Hier, Hollande à Versailles les avait tous doublés par la droite, s’appuyant sur la raison d’État et par calculs politiques. A quelques jours des régionales, les Républicains en sortaient alors déstabilisés : Hollande leur avait repris le seul terrain qui lui manquait : celui de la sécurité, dépassant les avancées bonapartistes effectuées précédemment en un nouveau saut qualitatif en la matière. Alors que le FN reconnaît certains des pas fait en avant par le président français mais maintient l’intransigeance de sa stratégie ouvertement xénophobe et anti-Union Européenne, les Républicains risquaient de rester pris en étau entre un Hollande lepenisé et une Marine Le Pen authentique. Cette contradiction politique a donné lieu à une surenchère verbale à l’Assemblée. Comme l’a affirmé un des membre dirigeant des Républicains, ceci n’était pas un dérapage, mais un véritable « choix politique » : « Nicolas Sarkozy et Christian Jacob [président du groupe parlementaire] ont fait le choix de laisser la parole aux plus offensifs, ils pensaient qu’il fallait être hyper agressifs. ». C’est ainsi que les charognards qui s’exprimaient dans les médias ont pu tenir le crachoir dans l’hémicycle : Laurent Wauquiez ou Christian Estrosi, têtes de liste pour les régionales en Rhône-Alpes et Alpes-Maritimes, ont profité de la tribune offerte.

Le Monde décrit ainsi le spectacle qu’ils ont donné à l’Assemblée : « Des huées à n’en plus finir, des commentaires vociférés au cours de presque toutes les interventions de Manuel Valls, des prises de parole polémiques… Que le premier ministre assure que le gouvernement va agir vite, et une voix de droite lui lance : « C’est un peu tard ! ». Qu’il admette ensuite avoir « un regret » et l’opposition lui hurle : « Un seul ?! un seul ?! », couvrant ainsi la fin de sa réponse. Quant à Christiane Taubira, elle n’a même pas eu le temps de commencer à répondre au député socialiste Patrick Bloche (Paris) qu’un « Bouuuuh » puéril s’est élevé des bancs de droite ». Mais Les Républicains n’ont pas l’exclusivité de ce positionnement qui prend la forme d’une surenchère. Par peur de se faire dépasser, Valls est lui-même reparti de plus belle, arguant que c’est au gouvernement Sarkozy qu’il faudrait faire payer la facture, pour avoir diminué le nombre de policiers entre autres « laxismes » qui auraient amené à la tragédie de vendredi dernier. C’est une course à qui sera le plus à droite que mènent entre eux le gouvernement et l’opposition. Il s’agit d’ailleurs aussi pour Valls, qui avait été ovationné par l’Hémicycle après les attentats de Charlie Hebdo et de l’Hyper Casher, de ne pas se faire entièrement évincer du devant de la scène. Car Hollande a cette fois choisi de se mettre au centre et de ne pas laisser briller son Premier Ministre.

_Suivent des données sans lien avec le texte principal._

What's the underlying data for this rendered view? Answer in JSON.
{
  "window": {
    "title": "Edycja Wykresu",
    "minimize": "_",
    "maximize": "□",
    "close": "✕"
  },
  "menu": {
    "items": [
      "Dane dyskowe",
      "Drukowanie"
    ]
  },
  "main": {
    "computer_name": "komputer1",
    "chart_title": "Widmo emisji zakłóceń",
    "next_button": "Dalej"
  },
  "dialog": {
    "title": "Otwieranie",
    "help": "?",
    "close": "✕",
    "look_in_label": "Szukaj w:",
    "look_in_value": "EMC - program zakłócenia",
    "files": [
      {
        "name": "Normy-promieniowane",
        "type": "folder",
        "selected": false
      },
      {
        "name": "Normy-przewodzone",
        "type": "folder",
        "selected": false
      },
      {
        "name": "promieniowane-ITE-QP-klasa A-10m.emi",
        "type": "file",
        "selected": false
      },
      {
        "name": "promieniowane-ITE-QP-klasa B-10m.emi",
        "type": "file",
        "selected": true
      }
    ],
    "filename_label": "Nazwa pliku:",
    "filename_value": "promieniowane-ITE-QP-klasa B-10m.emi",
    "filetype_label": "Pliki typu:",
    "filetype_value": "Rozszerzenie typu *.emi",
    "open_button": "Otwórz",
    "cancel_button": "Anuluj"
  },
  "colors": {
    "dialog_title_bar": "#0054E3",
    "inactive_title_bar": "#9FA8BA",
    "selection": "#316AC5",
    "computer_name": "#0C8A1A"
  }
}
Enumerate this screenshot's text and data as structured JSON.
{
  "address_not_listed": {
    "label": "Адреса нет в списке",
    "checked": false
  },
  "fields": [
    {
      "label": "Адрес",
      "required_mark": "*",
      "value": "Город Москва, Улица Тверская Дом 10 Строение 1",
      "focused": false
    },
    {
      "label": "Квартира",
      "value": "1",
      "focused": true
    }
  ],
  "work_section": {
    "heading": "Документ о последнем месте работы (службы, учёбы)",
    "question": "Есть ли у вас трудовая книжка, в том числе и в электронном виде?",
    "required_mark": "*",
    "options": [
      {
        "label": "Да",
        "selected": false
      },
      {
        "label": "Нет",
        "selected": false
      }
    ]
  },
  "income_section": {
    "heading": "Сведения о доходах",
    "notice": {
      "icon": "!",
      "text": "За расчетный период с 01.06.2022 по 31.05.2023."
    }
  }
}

Le carriérisme, les querelles électorales et d’ego, voilà bien ce qu’est la réalité de cette classe politicienne corrompue et vulgaire ; et c’est pour cela qu’il ne leur est pas possible de garder plus de quelques jours le visage de circonstance adopté au soir de la tragédie brutale du 13 novembre dernier. Toutes ces petites phrases et ces calculs sont une insulte aux nombreuses victimes et à l’ensemble de la population. Nos mort-e-s, en fait, leur importent peu. Ils et elles ne sont que la chair à canon que ces politiciens utilisent dans leur plan de carrière, leurs tactiques de conquête des meilleurs postes offerts par les institutions de la Cinquième République. Un régime dont l’histoire est composée d’interventions militaires impérialistes, d’attaques contre les libertés démocratiques, de discrimination et de persécution contre les migrant-e-s et les Français-e-s musulman-e-s. Voilà bien toutes les choses qu’il faudra éradiquer pour éviter que des attentats comme ceux qui viennent d’avoir lieu se répètent à nouveau.